When porting to a 64-bit platform, the code sometimes requires conversion. For example, replacing Integer with SizeInt. In this example, this solves the problem.
If you look at RTL, there and it is made.
That's true but, it shouldn't be necessary to change the type of an index.  It is not justifiable that AnArray[int32] <> AnArray[int64] for the same index value still within the range of an int32.
using FPC v3.0.4 and Lazarus 1.8.2 on Windows 7 64bit.

Martin_fr

  • Administrator
  • Hero Member
  • *
  • Posts: 5576
    • wiki
Re: Likely incorrect 64bit code generation in FPC v3.0.4
« Reply #28 on: March 16, 2019, 01:54:57 am »
When porting to a 64-bit platform, the code sometimes requires conversion. For example, replacing Integer with SizeInt. In this example, this solves the problem.
If you look at RTL, there and it is made.
That's true but, it shouldn't be necessary to change the type of an index.  It is not justifiable that AnArray[int32] <> AnArray[int64] for the same index value still within the range of an int32.

The problem is that "array [0..0] of" is interpreted as array[cardinal] (or array[qword])
Unfortunately that is even true for "array[integer(0)..integer(0)]".

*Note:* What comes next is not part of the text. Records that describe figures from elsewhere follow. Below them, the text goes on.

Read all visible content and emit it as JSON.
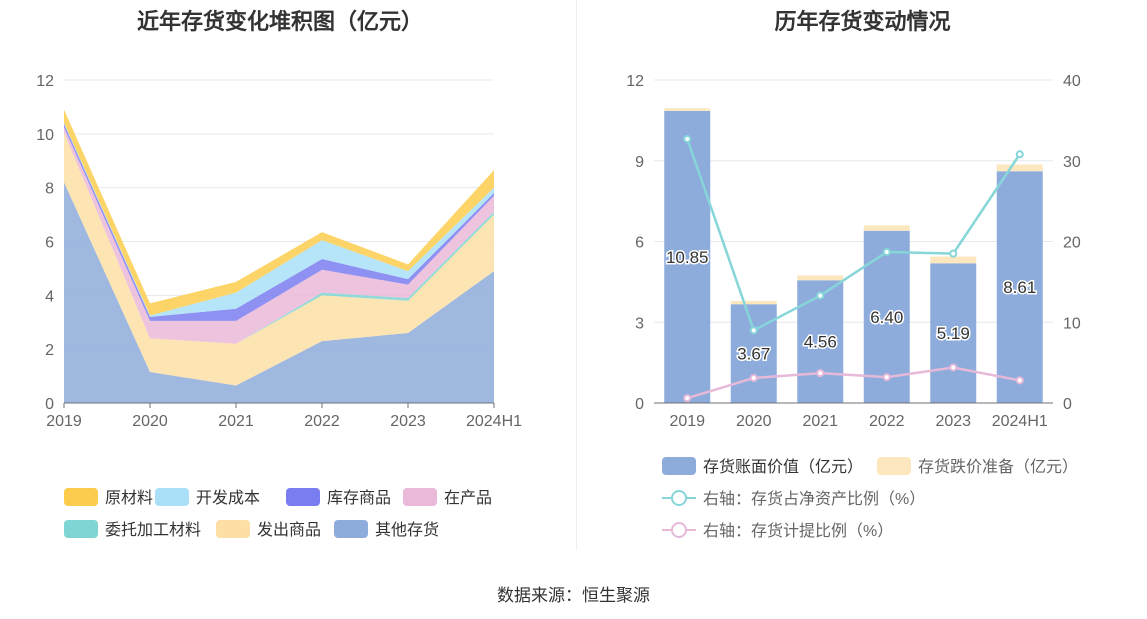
{
  "charts": {
    "left_title": "近年存货变化堆积图（亿元）",
    "right_title": "历年存货变动情况"
  },
  "source": "数据来源：恒生聚源",
  "chart_data": [
    {
      "type": "area",
      "title": "近年存货变化堆积图（亿元）",
      "categories": [
        "2019",
        "2020",
        "2021",
        "2022",
        "2023",
        "2024H1"
      ],
      "ylim": [
        0,
        12
      ],
      "yticks": [
        0,
        2,
        4,
        6,
        8,
        10,
        12
      ],
      "grid": true,
      "legend_position": "bottom",
      "series": [
        {
          "name": "其他存货",
          "color": "#8eacdb",
          "values": [
            8.2,
            1.15,
            0.65,
            2.3,
            2.6,
            4.9
          ]
        },
        {
          "name": "发出商品",
          "color": "#fddfa6",
          "values": [
            1.85,
            1.25,
            1.55,
            1.7,
            1.2,
            2.1
          ]
        },
        {
          "name": "委托加工材料",
          "color": "#7fd4d4",
          "values": [
            0.0,
            0.0,
            0.0,
            0.1,
            0.1,
            0.1
          ]
        },
        {
          "name": "在产品",
          "color": "#eab8d8",
          "values": [
            0.2,
            0.65,
            0.85,
            0.85,
            0.5,
            0.6
          ]
        },
        {
          "name": "库存商品",
          "color": "#7a7df0",
          "values": [
            0.12,
            0.15,
            0.45,
            0.4,
            0.2,
            0.1
          ]
        },
        {
          "name": "开发成本",
          "color": "#a9e0f8",
          "values": [
            0.05,
            0.05,
            0.6,
            0.7,
            0.3,
            0.2
          ]
        },
        {
          "name": "原材料",
          "color": "#fdcc4d",
          "values": [
            0.48,
            0.45,
            0.4,
            0.3,
            0.25,
            0.65
          ]
        }
      ]
    },
    {
      "type": "bar",
      "title": "历年存货变动情况",
      "categories": [
        "2019",
        "2020",
        "2021",
        "2022",
        "2023",
        "2024H1"
      ],
      "ylim": [
        0,
        12
      ],
      "yticks": [
        0,
        3,
        6,
        9,
        12
      ],
      "y2lim": [
        0,
        40
      ],
      "y2ticks": [
        0,
        10,
        20,
        30,
        40
      ],
      "grid": true,
      "legend_position": "bottom",
      "bar_series": [
        {
          "name": "存货账面价值（亿元）",
          "color": "#8eacdb",
          "values": [
            10.85,
            3.67,
            4.56,
            6.4,
            5.19,
            8.61
          ],
          "labels": [
            "10.85",
            "3.67",
            "4.56",
            "6.40",
            "5.19",
            "8.61"
          ]
        },
        {
          "name": "存货跌价准备（亿元）",
          "color": "#fde7bf",
          "values": [
            0.1,
            0.12,
            0.18,
            0.2,
            0.25,
            0.25
          ]
        }
      ],
      "line_series": [
        {
          "name": "右轴：存货占净资产比例（%）",
          "color": "#86d6d9",
          "values": [
            32.7,
            9.0,
            13.3,
            18.7,
            18.5,
            30.8
          ]
        },
        {
          "name": "右轴：存货计提比例（%）",
          "color": "#e6b9d9",
          "values": [
            0.6,
            3.1,
            3.7,
            3.2,
            4.4,
            2.8
          ]
        }
      ]
    }
  ]
}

Again, it would be nice, if at least the latter would be treated different. (or both)

440bx

  • Hero Member
  • *****
  • Posts: 1089
Re: Likely incorrect 64bit code generation in FPC v3.0.4
« Reply #29 on: March 16, 2019, 04:22:44 am »
The problem is that "array [0..0] of" is interpreted as array[cardinal] (or array[qword])

That by itself is incorrect.  Zero (0) does not have a sign, it is neither positive nor negative.  No correctly implemented compiler can "decide" that zero is positive or negative.  That is simply totally incorrect.

Mathematically:
Quote
An integer is a whole number that can be either greater than 0, called positive, or less than 0, called negative. Zero is neither positive nor negative.

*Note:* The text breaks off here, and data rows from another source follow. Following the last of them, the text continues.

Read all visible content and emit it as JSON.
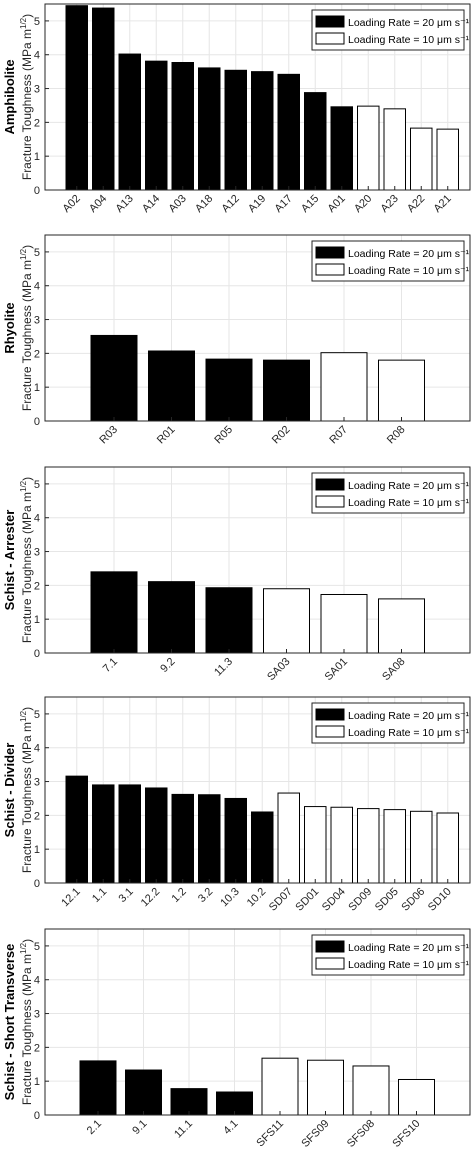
{
  "legend": {
    "loading_20": "Loading Rate = 20 μm s⁻¹",
    "loading_10": "Loading Rate = 10 μm s⁻¹"
  },
  "colors": {
    "rate_20_fill": "#000000",
    "rate_10_fill": "#ffffff",
    "bar_stroke": "#000000",
    "grid": "#e6e6e6",
    "axis": "#262626"
  },
  "chart_data": [
    {
      "type": "bar",
      "group_label": "Amphibolite",
      "ylabel": "Fracture Toughness (MPa m^1/2)",
      "ylim": [
        0,
        5.5
      ],
      "yticks": [
        "0",
        "1",
        "2",
        "3",
        "4",
        "5"
      ],
      "grid": true,
      "legend_position": "top-right",
      "categories": [
        "A02",
        "A04",
        "A13",
        "A14",
        "A03",
        "A18",
        "A12",
        "A19",
        "A17",
        "A15",
        "A01",
        "A20",
        "A23",
        "A22",
        "A21"
      ],
      "values": [
        5.45,
        5.38,
        4.02,
        3.81,
        3.77,
        3.61,
        3.54,
        3.5,
        3.42,
        2.88,
        2.46,
        2.48,
        2.4,
        1.83,
        1.8
      ],
      "loading_rate": [
        20,
        20,
        20,
        20,
        20,
        20,
        20,
        20,
        20,
        20,
        20,
        10,
        10,
        10,
        10
      ]
    },
    {
      "type": "bar",
      "group_label": "Rhyolite",
      "ylabel": "Fracture Toughness (MPa m^1/2)",
      "ylim": [
        0,
        5.5
      ],
      "yticks": [
        "0",
        "1",
        "2",
        "3",
        "4",
        "5"
      ],
      "grid": true,
      "legend_position": "top-right",
      "categories": [
        "R03",
        "R01",
        "R05",
        "R02",
        "R07",
        "R08"
      ],
      "values": [
        2.53,
        2.07,
        1.83,
        1.8,
        2.02,
        1.8
      ],
      "loading_rate": [
        20,
        20,
        20,
        20,
        10,
        10
      ]
    },
    {
      "type": "bar",
      "group_label": "Schist - Arrester",
      "ylabel": "Fracture Toughness (MPa m^1/2)",
      "ylim": [
        0,
        5.5
      ],
      "yticks": [
        "0",
        "1",
        "2",
        "3",
        "4",
        "5"
      ],
      "grid": true,
      "legend_position": "top-right",
      "categories": [
        "7.1",
        "9.2",
        "11.3",
        "SA03",
        "SA01",
        "SA08"
      ],
      "values": [
        2.4,
        2.11,
        1.93,
        1.9,
        1.73,
        1.6
      ],
      "loading_rate": [
        20,
        20,
        20,
        10,
        10,
        10
      ]
    },
    {
      "type": "bar",
      "group_label": "Schist - Divider",
      "ylabel": "Fracture Toughness (MPa m^1/2)",
      "ylim": [
        0,
        5.5
      ],
      "yticks": [
        "0",
        "1",
        "2",
        "3",
        "4",
        "5"
      ],
      "grid": true,
      "legend_position": "top-right",
      "categories": [
        "12.1",
        "1.1",
        "3.1",
        "12.2",
        "1.2",
        "3.2",
        "10.3",
        "10.2",
        "SD07",
        "SD01",
        "SD04",
        "SD09",
        "SD05",
        "SD06",
        "SD10"
      ],
      "values": [
        3.16,
        2.9,
        2.9,
        2.81,
        2.62,
        2.61,
        2.5,
        2.1,
        2.66,
        2.26,
        2.24,
        2.2,
        2.17,
        2.12,
        2.07
      ],
      "loading_rate": [
        20,
        20,
        20,
        20,
        20,
        20,
        20,
        20,
        10,
        10,
        10,
        10,
        10,
        10,
        10
      ]
    },
    {
      "type": "bar",
      "group_label": "Schist - Short Transverse",
      "ylabel": "Fracture Toughness (MPa m^1/2)",
      "ylim": [
        0,
        5.5
      ],
      "yticks": [
        "0",
        "1",
        "2",
        "3",
        "4",
        "5"
      ],
      "grid": true,
      "legend_position": "top-right",
      "categories": [
        "2.1",
        "9.1",
        "11.1",
        "4.1",
        "SFS11",
        "SFS09",
        "SFS08",
        "SFS10"
      ],
      "values": [
        1.6,
        1.33,
        0.78,
        0.68,
        1.68,
        1.62,
        1.45,
        1.05
      ],
      "loading_rate": [
        20,
        20,
        20,
        20,
        10,
        10,
        10,
        10
      ]
    }
  ]
}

To further aggravate matters, after FPC decides that zero (0) is positive, it forces a variable that has been declared as signed to be unsigned.  That is beyond incorrect. 

And to put a cherry on top of that moldy cake, it only forces the variable to be positive when compiling for 64bit and not for 32bit.

Imagine if in an expression such as:
Code: Pascal  [Select]
  1. var ANumber : integer;
  2.   ...
  3.   ...
  4.   ANumber + 5;
  5.  
FPC decided to "convert" ANumber into an unsigned type because the constant 5 is positive.  THAT is effectively what FPC is doing when openly ignoring and overriding the declared type of the indexing variable.  As obviously ludicrous as doing something like that would be, it would actually have greater justification since, at least the numeral 5, unlike zero (0), is positive.

Again, it would be nice, if at least the latter would be treated different. (or both)
I have to agree, it would be rather nice if FPC did it correctly.  Unfortunately, it looks like neither "nice" nor correct is going to happen in this case.

It seems that, no matter how many different ways I explain why what FPC is doing is simply wrong, it is for naught. What does surprise me is that the majority of mainstream compilers do it correctly which should really clue the developers that their decision to make FPC behave the way it does is, putting it diplomatically, "probably" incorrect.

« Last Edit: March 16, 2019, 04:30:08 am by 440bx »
using FPC v3.0.4 and Lazarus 1.8.2 on Windows 7 64bit.